TORONTO – Ontario’s beleaguered premier is promising to try to stop thousands of public elementary teachers from staging an “illegal strike” Friday by walking out of class to protest their controversial new contracts.
The teachers are no longer in a legal strike position now that the cash-strapped province has imposed new two-year agreements that cut benefits and freeze the wages of most educators, Premier Dalton McGuinty said during a hastily-called news conference late Wednesday.
“Teachers do not want to do anything that’s illegal,” he said.
His government will seek a cease-and-desist order from the Ontario Labour Relations Board in an effort to avert a strike that would close primary schools across the province, he said.
But McGuinty wouldn’t say whether he’d go after teachers who still walk off the job Friday. Instead, he urged them not to engage in what he called an “illegal strike.”
“If you feel your dissatisfaction has not been heard, I assure you it has,” he said.
“But let’s agree to have this matter settled in court and not in our schools. Let’s leave our students out of it.”
The Elementary Teachers’ Federation of Ontario insists it’s not a strike, but a one-day political protest that’s protected under the Charter of Rights and Freedoms.
“This has nothing to do with revenge or anger,” said ETFO president Sam Hammond. “This has to do with principled positions in terms of democracy in this province and in this country.”
The Liberals argue that it is an illegal strike under Bill 115, the controversial anti-strike law that gave them the power to impose the contracts on teachers.
Under Ontario’s labour laws, engaging in illegal strike activity can carry a penalty of up to $2,000 per person and $20,000 for a trade union.
The union had offered a truce to the Liberals, promising to hold off on any action if they didn’t use the law to force new contracts on them before a new premier is chosen Jan. 26.
Instead, Broten imposed collective agreements Jan. 3 on 126,000 public school teachers and education workers, which cut their benefits and froze most of their wages to battle the province’s $14.4-billion deficit.

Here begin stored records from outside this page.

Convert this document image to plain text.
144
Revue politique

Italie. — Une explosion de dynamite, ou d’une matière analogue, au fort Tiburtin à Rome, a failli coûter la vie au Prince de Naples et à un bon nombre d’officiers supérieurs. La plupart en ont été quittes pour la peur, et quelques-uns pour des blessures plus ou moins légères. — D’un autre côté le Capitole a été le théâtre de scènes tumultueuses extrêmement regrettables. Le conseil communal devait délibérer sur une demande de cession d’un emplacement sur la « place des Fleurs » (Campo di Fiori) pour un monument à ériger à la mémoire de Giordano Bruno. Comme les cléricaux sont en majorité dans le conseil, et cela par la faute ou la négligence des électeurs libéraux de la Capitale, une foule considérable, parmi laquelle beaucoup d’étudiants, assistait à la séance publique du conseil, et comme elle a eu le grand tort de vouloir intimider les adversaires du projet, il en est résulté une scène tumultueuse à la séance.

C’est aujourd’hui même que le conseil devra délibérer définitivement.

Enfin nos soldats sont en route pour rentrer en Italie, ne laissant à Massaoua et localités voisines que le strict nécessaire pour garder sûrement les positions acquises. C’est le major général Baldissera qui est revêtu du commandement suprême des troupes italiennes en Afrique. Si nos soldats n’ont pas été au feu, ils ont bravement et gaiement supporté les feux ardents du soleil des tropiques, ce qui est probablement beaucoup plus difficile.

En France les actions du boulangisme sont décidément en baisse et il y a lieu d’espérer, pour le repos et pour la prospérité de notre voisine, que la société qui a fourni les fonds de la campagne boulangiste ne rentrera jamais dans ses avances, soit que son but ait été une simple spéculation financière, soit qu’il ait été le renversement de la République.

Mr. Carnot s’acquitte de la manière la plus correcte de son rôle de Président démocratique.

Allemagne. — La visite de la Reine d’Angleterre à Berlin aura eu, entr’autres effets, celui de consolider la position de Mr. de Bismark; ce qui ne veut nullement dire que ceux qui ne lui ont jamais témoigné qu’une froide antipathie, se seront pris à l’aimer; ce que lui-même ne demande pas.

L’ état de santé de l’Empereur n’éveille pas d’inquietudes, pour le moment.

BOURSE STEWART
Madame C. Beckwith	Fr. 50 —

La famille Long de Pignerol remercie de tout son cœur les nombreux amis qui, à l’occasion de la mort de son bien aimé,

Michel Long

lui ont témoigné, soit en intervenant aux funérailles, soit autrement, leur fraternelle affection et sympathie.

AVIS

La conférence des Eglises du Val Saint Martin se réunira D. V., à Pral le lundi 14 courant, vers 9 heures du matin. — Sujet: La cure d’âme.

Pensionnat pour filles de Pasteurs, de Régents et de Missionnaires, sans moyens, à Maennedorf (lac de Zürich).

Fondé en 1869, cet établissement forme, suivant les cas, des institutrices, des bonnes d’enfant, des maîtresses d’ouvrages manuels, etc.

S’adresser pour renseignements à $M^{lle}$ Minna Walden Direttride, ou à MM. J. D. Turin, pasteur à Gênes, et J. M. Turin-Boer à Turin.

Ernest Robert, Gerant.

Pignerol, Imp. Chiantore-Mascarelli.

She promised to repeal the law — which four unions are challenging in court — by the end of the month. But Hammond said it’s an empty gesture when she’s already used it to trample on teachers’ rights.
“I would say to anyone who says let this go, let bygones be bygones: That’s not going to happen,” he said.
The one-day protest is what his 76,000 members want, Hammond said. And the union can’t fine any of its members if they don’t participate, because it’s a protest, not a strike.
There are no plans for further protests, but the union leader said he’s not ruling anything out.
“Quite frankly, with this minister, there is nothing to talk about,” Hammond said. “She took a very provocative and disgraceful step in terms of implementing terms and conditions on Jan. 3. And frankly, there’s nothing left to talk about.”
However, Hammond said he would sit down and talk with a new premier.
The contracts were also imposed on public high school teachers, who are expected to maintain their boycott of extracurricular activities.
Top brass at the Ontario Secondary School Teachers’ Federation were to meet Wednesday, but president Ken Coran was not available for comment.
However, the union posted a message on its website Monday saying while teachers wouldn’t strike, “voluntary or extracurricular activities will not resume.”
It’s the latest twist in the labour drama that’s engulfed the Liberals, who have alienated a powerful group that’s helped them stay in power for nine years.
But the showdown has helped them reach agreements with other public sector workers.
The Ontario Public Service Employees Union, which represents 38,000 public servants, announced Wednesday that it had struck a two-year tentative agreement with the province.
The government said it includes a commitment to implement a two-year wage freeze, but details won’t be released until the agreement is ratified. Those votes are scheduled for Jan. 21-23.
It’s not a perfect agreement and OPSEU members may not like it, said union president Warren “Smokey” Thomas. But it was the best deal they could make when the government seemed “very willing” to legislate contracts.
“In our opinion, it’s better to bargain something than have it imposed,” Thomas said. “Frankly, if it had been imposed, both sides usually end up being pretty unhappy.”